Leaders can use daring goals to inspire peak productivity without demoralizing their teams using these six steps:

  1. Solicit input. Let’s say you have a goal in mind. The best way to stay outside the Delusional Zone is to get more than one perspective on it. Who better than your team?

    Take the temperature of your key leaders or primary stakeholders. But don’t go first. You don’t want your statement to skew the results. At the most, offer a suggested range or a few options to start a conversation going.

  2. Set the goal. Now, factoring what you learned from the team, finalize the goal. You can do this together with the key leaders or by yourself. Either way, it should feel risky enough to spark your thinking as you imagine ways to make it a reality. You won’t be entirely certain how you’re going to pull it off.

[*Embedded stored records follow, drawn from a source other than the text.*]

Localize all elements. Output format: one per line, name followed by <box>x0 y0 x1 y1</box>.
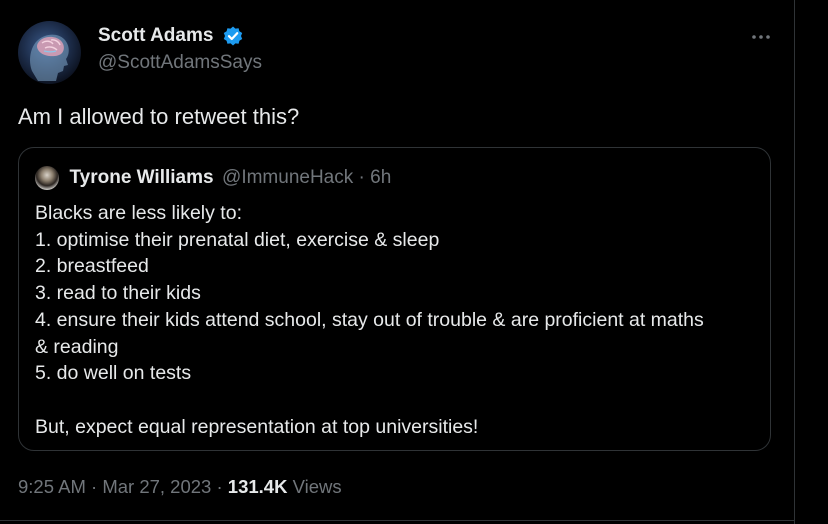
quoted-text-line <box>35 387 761 414</box>
divider <box>0 520 794 521</box>
tweet-meta: 9:25 AM · Mar 27, 2023 · 131.4K Views <box>18 476 342 498</box>
quoted-author-handle-time: @ImmuneHack · 6h <box>222 167 392 188</box>
quoted-text-line: But, expect equal representation at top … <box>35 415 479 438</box>
quoted-text-line: 3. read to their kids <box>35 282 201 305</box>
tweet-timestamp[interactable]: 9:25 AM · Mar 27, 2023 · <box>18 476 228 497</box>
verified-badge-icon[interactable] <box>222 25 244 47</box>
quoted-text-line: 4. ensure their kids attend school, stay… <box>35 308 704 331</box>
quoted-text-line: Blacks are less likely to: <box>35 202 242 224</box>
quoted-author-avatar[interactable] <box>35 166 59 190</box>
author-avatar[interactable] <box>18 21 81 84</box>
tweet-text: Am I allowed to retweet this? <box>18 104 300 129</box>
author-name-row[interactable]: Scott Adams <box>98 25 244 47</box>
author-handle[interactable]: @ScottAdamsSays <box>98 52 262 74</box>
quoted-text-line: 5. do well on tests <box>35 362 192 385</box>
quoted-text-line: & reading <box>35 335 119 358</box>
author-display-name[interactable]: Scott Adams <box>98 25 213 47</box>
tweet-detail: Scott Adams @ScottAdamsSays Am I allowed… <box>0 0 794 524</box>
brain-head-avatar-icon <box>30 34 69 81</box>
quoted-tweet[interactable]: Tyrone Williams @ImmuneHack · 6h Blacks … <box>18 147 771 451</box>
views-label: Views <box>287 476 342 497</box>
quoted-text-line: 1. optimise their prenatal diet, exercis… <box>35 228 440 251</box>
quoted-author-name[interactable]: Tyrone Williams <box>69 167 213 189</box>
quoted-tweet-text: Blacks are less likely to: 1. optimise t… <box>35 200 761 440</box>
views-count[interactable]: 131.4K <box>228 476 288 497</box>
quoted-text-line: 2. breastfeed <box>35 255 149 278</box>
column-border <box>794 0 795 524</box>
more-options-icon[interactable] <box>749 25 773 49</box>
quoted-tweet-header: Tyrone Williams @ImmuneHack · 6h <box>35 166 391 190</box>
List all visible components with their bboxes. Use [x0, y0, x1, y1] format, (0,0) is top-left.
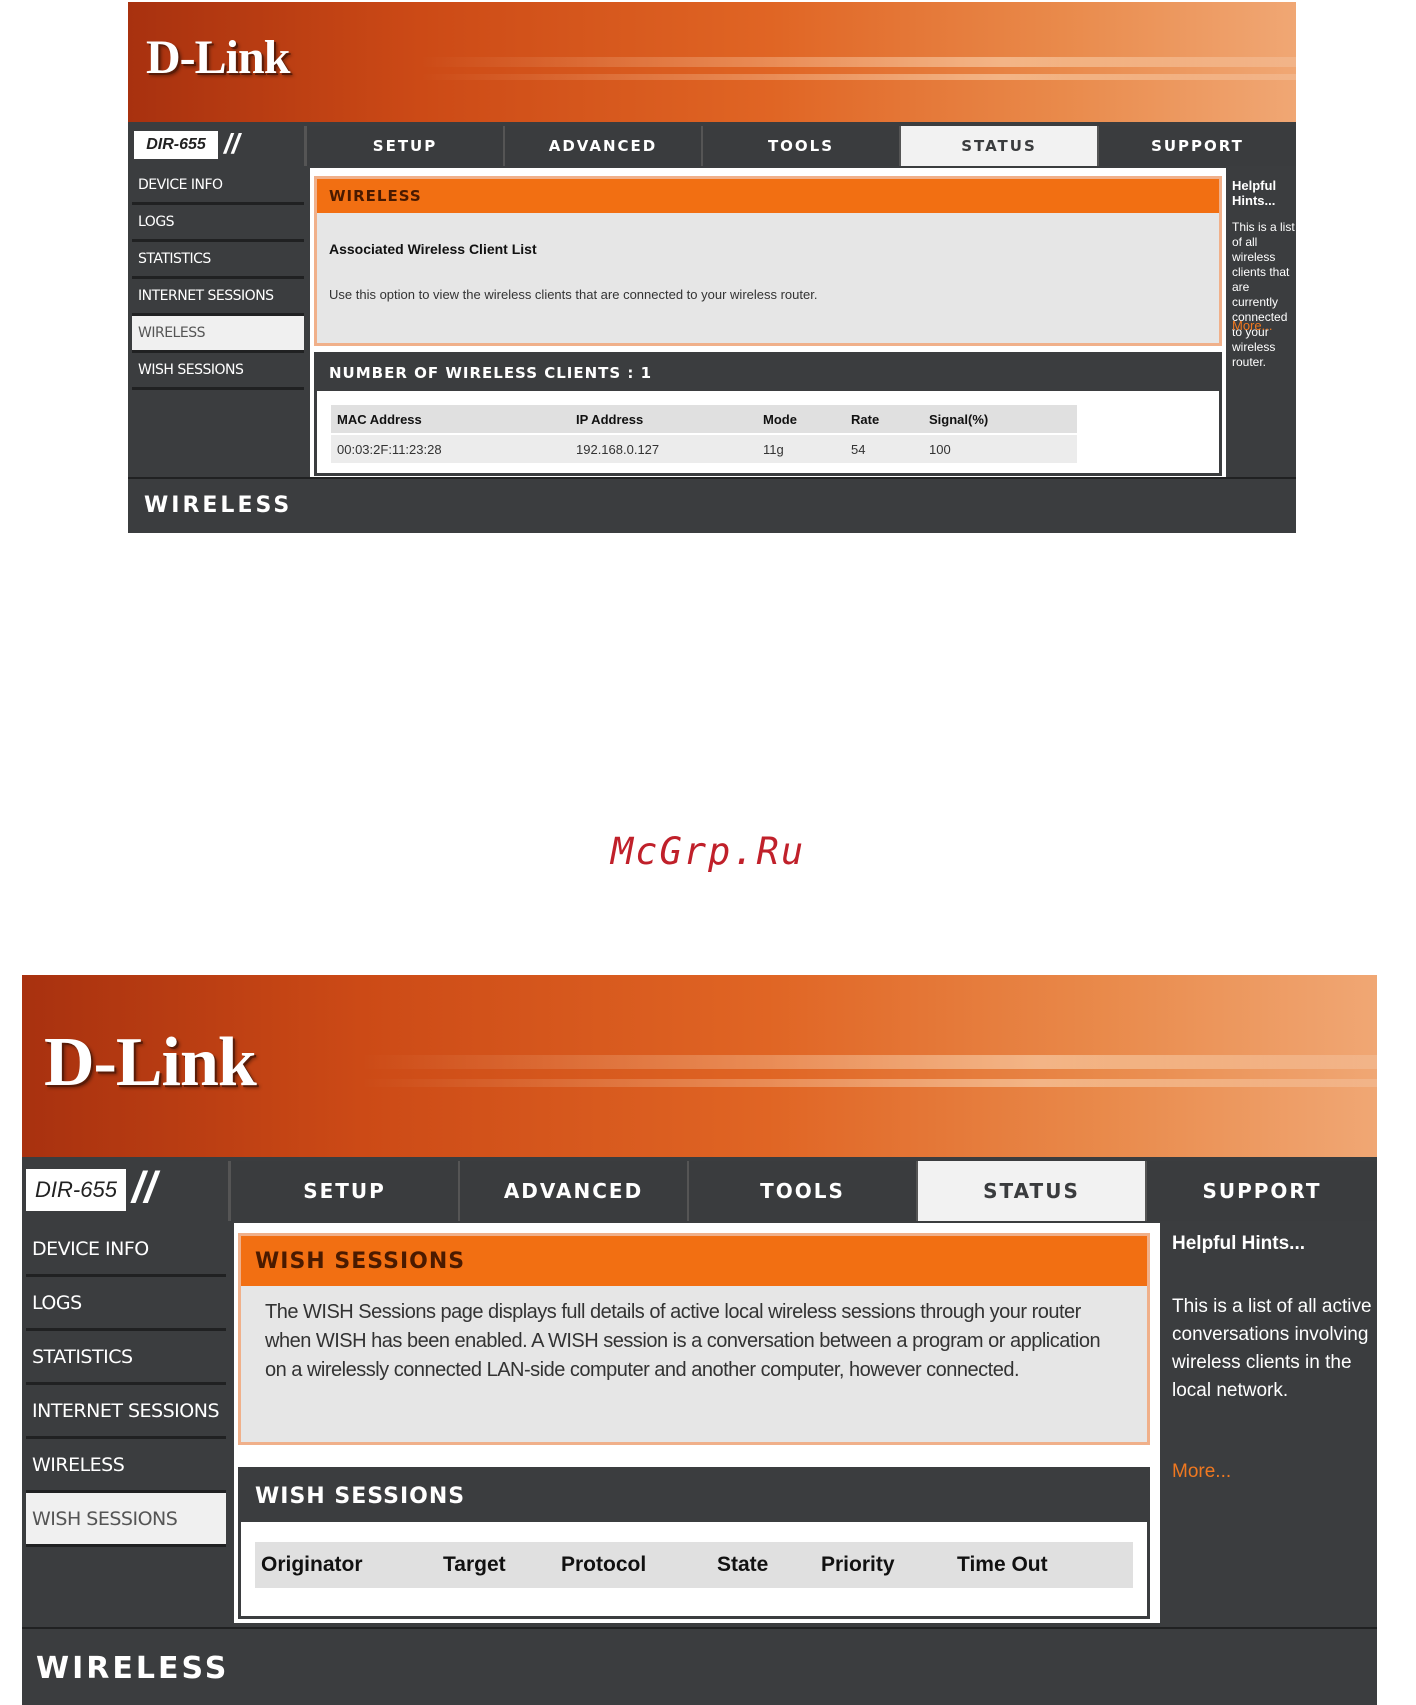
- cell-mac: 00:03:2F:11:23:28: [337, 441, 442, 457]
- sidebar-item-logs[interactable]: LOGS: [132, 205, 304, 242]
- table-row: 00:03:2F:11:23:28 192.168.0.127 11g 54 1…: [331, 435, 1077, 463]
- tab-status[interactable]: STATUS: [899, 126, 1097, 166]
- sidebar-item-logs[interactable]: LOGS: [26, 1277, 226, 1331]
- helpful-hints: Helpful Hints... This is a list of all a…: [1168, 1223, 1373, 1623]
- dlink-logo: D-Link: [44, 1024, 257, 1101]
- col-mac-address: MAC Address: [337, 411, 422, 427]
- tab-setup[interactable]: SETUP: [305, 126, 503, 166]
- table-header: MAC Address IP Address Mode Rate Signal(…: [331, 405, 1077, 433]
- subtitle: Associated Wireless Client List: [329, 241, 537, 257]
- cell-mode: 11g: [763, 441, 784, 457]
- clients-panel: NUMBER OF WIRELESS CLIENTS : 1 MAC Addre…: [314, 352, 1222, 476]
- hints-title: Helpful Hints...: [1172, 1233, 1305, 1254]
- model-label: DIR-655: [26, 1169, 126, 1211]
- sidebar-item-internet-sessions[interactable]: INTERNET SESSIONS: [26, 1385, 226, 1439]
- tab-support[interactable]: SUPPORT: [1097, 126, 1296, 166]
- section-title: WIRELESS: [317, 179, 1219, 213]
- sidebar-item-statistics[interactable]: STATISTICS: [26, 1331, 226, 1385]
- sidebar-item-wish-sessions[interactable]: WISH SESSIONS: [26, 1493, 226, 1547]
- col-time-out: Time Out: [957, 1553, 1048, 1576]
- tab-support[interactable]: SUPPORT: [1145, 1161, 1377, 1221]
- slash-icon: //: [224, 128, 240, 159]
- col-state: State: [717, 1553, 769, 1576]
- description: The WISH Sessions page displays full det…: [265, 1301, 1101, 1381]
- hints-more-link[interactable]: More...: [1232, 318, 1272, 333]
- model-box: DIR-655 //: [128, 126, 306, 166]
- tab-advanced[interactable]: ADVANCED: [503, 126, 701, 166]
- hints-text: This is a list of all active conversatio…: [1172, 1296, 1372, 1401]
- description: Use this option to view the wireless cli…: [329, 287, 818, 302]
- dlink-logo: D-Link: [146, 31, 290, 84]
- top-nav: DIR-655 // SETUP ADVANCED TOOLS STATUS S…: [128, 126, 1296, 166]
- sidebar-item-device-info[interactable]: DEVICE INFO: [132, 168, 304, 205]
- tab-setup[interactable]: SETUP: [229, 1161, 458, 1221]
- footer-label: WIRELESS: [144, 493, 293, 518]
- sidebar-item-wireless[interactable]: WIRELESS: [26, 1439, 226, 1493]
- hints-more-link[interactable]: More...: [1172, 1461, 1231, 1483]
- top-nav: DIR-655 // SETUP ADVANCED TOOLS STATUS S…: [22, 1161, 1377, 1221]
- model-label: DIR-655: [134, 131, 218, 159]
- main-content: WIRELESS Associated Wireless Client List…: [310, 168, 1226, 480]
- col-mode: Mode: [763, 411, 797, 427]
- table-header: Originator Target Protocol State Priorit…: [255, 1542, 1133, 1588]
- col-protocol: Protocol: [561, 1553, 647, 1576]
- sidebar-item-statistics[interactable]: STATISTICS: [132, 242, 304, 279]
- col-signal: Signal(%): [929, 411, 989, 427]
- info-panel: WISH SESSIONS The WISH Sessions page dis…: [238, 1233, 1150, 1445]
- main-content: WISH SESSIONS The WISH Sessions page dis…: [234, 1223, 1160, 1623]
- tab-tools[interactable]: TOOLS: [687, 1161, 916, 1221]
- router-ui-wish-sessions: D-Link DIR-655 // SETUP ADVANCED TOOLS S…: [22, 975, 1377, 1705]
- helpful-hints: Helpful Hints... This is a list of all w…: [1226, 168, 1296, 480]
- footer: WIRELESS: [22, 1627, 1377, 1705]
- model-box: DIR-655 //: [22, 1161, 230, 1221]
- sidebar-item-wireless[interactable]: WIRELESS: [132, 316, 304, 353]
- hints-text: This is a list of all wireless clients t…: [1232, 220, 1295, 369]
- sidebar-item-internet-sessions[interactable]: INTERNET SESSIONS: [132, 279, 304, 316]
- cell-signal: 100: [929, 441, 951, 457]
- footer: WIRELESS: [128, 477, 1296, 533]
- router-ui-wireless-status: D-Link DIR-655 // SETUP ADVANCED TOOLS S…: [128, 2, 1296, 533]
- cell-rate: 54: [851, 441, 866, 457]
- col-rate: Rate: [851, 411, 880, 427]
- sessions-panel: WISH SESSIONS Originator Target Protocol…: [238, 1467, 1150, 1619]
- brand-banner: D-Link: [22, 975, 1377, 1157]
- col-target: Target: [443, 1553, 506, 1576]
- clients-count-header: NUMBER OF WIRELESS CLIENTS : 1: [317, 355, 1219, 391]
- sidebar-item-device-info[interactable]: DEVICE INFO: [26, 1223, 226, 1277]
- brand-banner: D-Link: [128, 2, 1296, 122]
- info-panel: WIRELESS Associated Wireless Client List…: [314, 176, 1222, 346]
- cell-ip: 192.168.0.127: [576, 441, 660, 457]
- watermark: McGrp.Ru: [610, 830, 806, 873]
- footer-label: WIRELESS: [36, 1651, 230, 1686]
- tab-tools[interactable]: TOOLS: [701, 126, 899, 166]
- col-priority: Priority: [821, 1553, 895, 1576]
- hints-title: Helpful Hints...: [1232, 178, 1277, 208]
- col-ip-address: IP Address: [576, 411, 644, 427]
- slash-icon: //: [132, 1163, 157, 1212]
- tab-advanced[interactable]: ADVANCED: [458, 1161, 687, 1221]
- tab-status[interactable]: STATUS: [916, 1161, 1145, 1221]
- section-title: WISH SESSIONS: [241, 1236, 1147, 1286]
- sidebar-item-wish-sessions[interactable]: WISH SESSIONS: [132, 353, 304, 390]
- sessions-header: WISH SESSIONS: [241, 1470, 1147, 1522]
- col-originator: Originator: [261, 1553, 363, 1576]
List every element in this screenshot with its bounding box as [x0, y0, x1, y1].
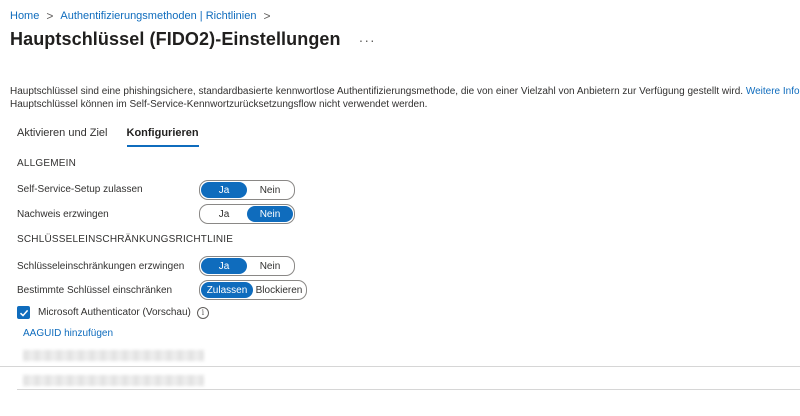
redacted-aaguid-row — [23, 350, 204, 361]
self-service-toggle: Ja Nein — [199, 180, 295, 200]
description-text-2: Hauptschlüssel können im Self-Service-Ke… — [10, 99, 428, 110]
self-service-no-option[interactable]: Nein — [247, 182, 293, 198]
breadcrumb-auth-methods[interactable]: Authentifizierungsmethoden | Richtlinien — [60, 10, 256, 22]
description-line-1: Hauptschlüssel sind eine phishingsichere… — [10, 85, 800, 98]
self-service-yes-option[interactable]: Ja — [201, 182, 247, 198]
enforce-key-restrictions-toggle: Ja Nein — [199, 256, 295, 276]
attestation-toggle: Ja Nein — [199, 204, 295, 224]
restrict-keys-label: Bestimmte Schlüssel einschränken — [17, 285, 173, 296]
attestation-no-option[interactable]: Nein — [247, 206, 293, 222]
tab-configure[interactable]: Konfigurieren — [126, 127, 199, 147]
description: Hauptschlüssel sind eine phishingsichere… — [10, 85, 800, 111]
breadcrumb: Home > Authentifizierungsmethoden | Rich… — [10, 9, 277, 23]
description-text-1: Hauptschlüssel sind eine phishingsichere… — [10, 86, 744, 97]
restrict-keys-allow-option[interactable]: Zulassen — [201, 282, 253, 298]
tab-enable-target[interactable]: Aktivieren und Ziel — [17, 127, 108, 147]
redacted-aaguid-row — [23, 375, 204, 386]
breadcrumb-separator: > — [263, 9, 271, 23]
learn-more-link[interactable]: Weitere Informationen — [746, 86, 800, 97]
authenticator-row: Microsoft Authenticator (Vorschau) i — [17, 306, 209, 319]
checkmark-icon — [19, 309, 28, 317]
info-icon[interactable]: i — [196, 306, 209, 319]
attestation-yes-option[interactable]: Ja — [201, 206, 247, 222]
section-key-restriction-heading: SCHLÜSSELEINSCHRÄNKUNGSRICHTLINIE — [17, 234, 234, 245]
title-row: Hauptschlüssel (FIDO2)-Einstellungen ··· — [10, 29, 376, 50]
section-general-heading: ALLGEMEIN — [17, 158, 77, 169]
authenticator-label: Microsoft Authenticator (Vorschau) — [38, 307, 191, 318]
row-divider — [0, 366, 800, 367]
enforce-key-restrictions-yes-option[interactable]: Ja — [201, 258, 247, 274]
page-title: Hauptschlüssel (FIDO2)-Einstellungen — [10, 29, 341, 49]
enforce-key-restrictions-no-option[interactable]: Nein — [247, 258, 293, 274]
breadcrumb-home[interactable]: Home — [10, 10, 39, 22]
add-aaguid-link[interactable]: AAGUID hinzufügen — [23, 328, 113, 339]
attestation-label: Nachweis erzwingen — [17, 209, 109, 220]
page: Home > Authentifizierungsmethoden | Rich… — [0, 0, 800, 416]
restrict-keys-block-option[interactable]: Blockieren — [253, 282, 305, 298]
tab-bar: Aktivieren und Ziel Konfigurieren — [17, 127, 218, 147]
restrict-keys-toggle: Zulassen Blockieren — [199, 280, 307, 300]
row-divider — [17, 389, 800, 390]
self-service-label: Self-Service-Setup zulassen — [17, 184, 143, 195]
breadcrumb-separator: > — [46, 9, 54, 23]
more-options-icon[interactable]: ··· — [359, 32, 376, 48]
enforce-key-restrictions-label: Schlüsseleinschränkungen erzwingen — [17, 261, 185, 272]
authenticator-checkbox[interactable] — [17, 306, 30, 319]
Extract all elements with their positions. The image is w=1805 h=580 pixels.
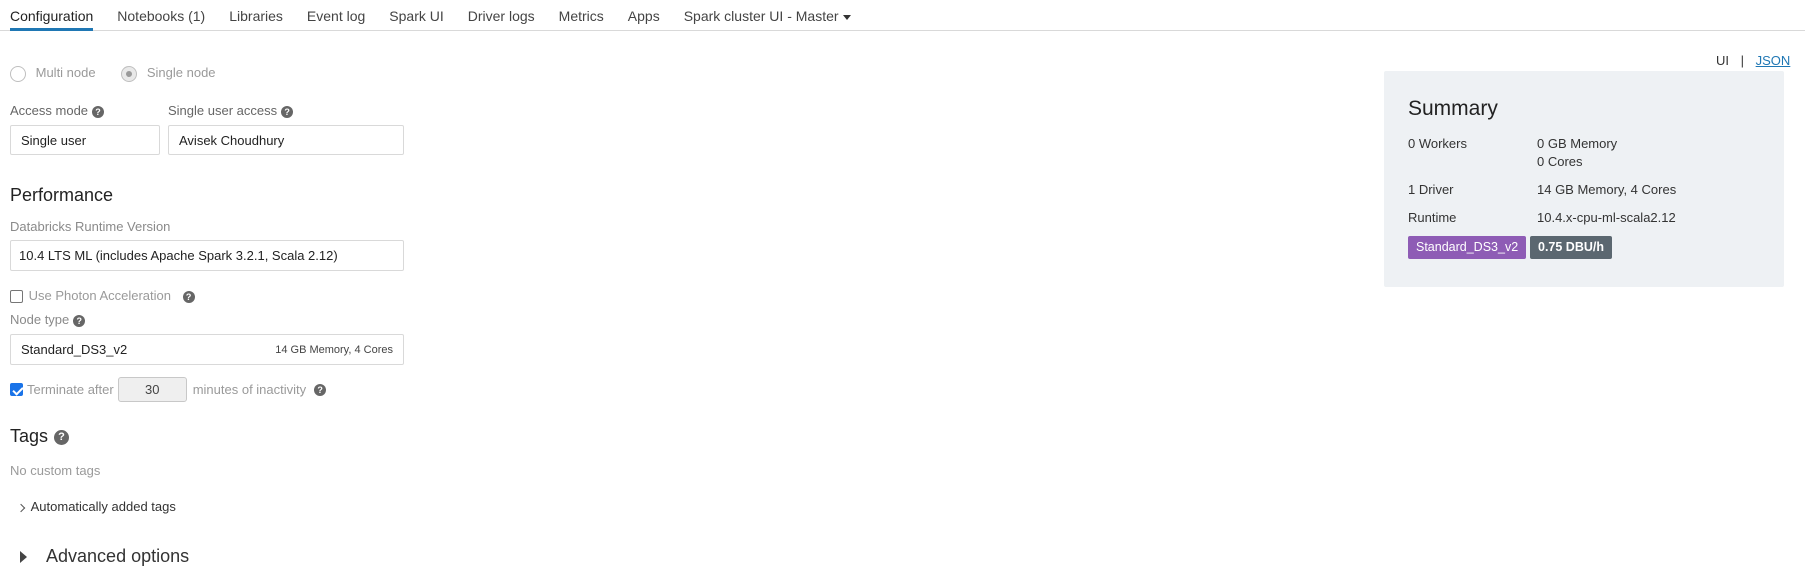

  3. Cast the vision. Once you’ve set the goal, it’s your job as the leader to go back and sell it—first to the key stakeholders, then to the wider organization.

    The key is to connect the accomplishment to the interests of the team. What will it mean for them to reach the goal? What’s at stake for the business, for them personally?

  4. Ask for alignment. You can’t coerce alignment, especially around a challenging goal. Instead, you must ask for it and enroll people.

    For example, I cast the vision and then ask the stakeholders, “Can you align with this decision?” It is important that the stakeholders feel they have a choice and voluntarily align. Buy-in is critical.

  5. Resource the team. If the goal is outside your Comfort Zone, you probably won’t have all the resources you need at the moment you set the goal. Those will show up as you work toward the target.

    But you’ll want to equip your team with the resources you do have: dollars, time, technology, training, and whatever else you can leverage. The more momentum you build, the more resources will come into view.

  6. Measure the gains. I learned this from Dan Sullivan, and it’s a core discipline of high-achievers. When we set goals in the Discomfort Zone, it’s easy to measure the gap—how far off the target still is. But if that’s too daunting, it can take the wind out of our sails.

    It’s important to also measure the gains. Jack Welch created a high achievement culture at GE. Here’s how he described measuring the gain: “[E]ven when we don't quite make it, we inevitably wind up doing much better than we would have done [without a challenging goal].”

Sandbagging our goals seems sensible, but it actually cheats ourselves and our teams of our best performance. But when we set goals in our Discomfort Zone, we can reach new levels of productivity, both as individuals and as organizations.

What’s the most inspiring organizational goal you’ve ever pursued?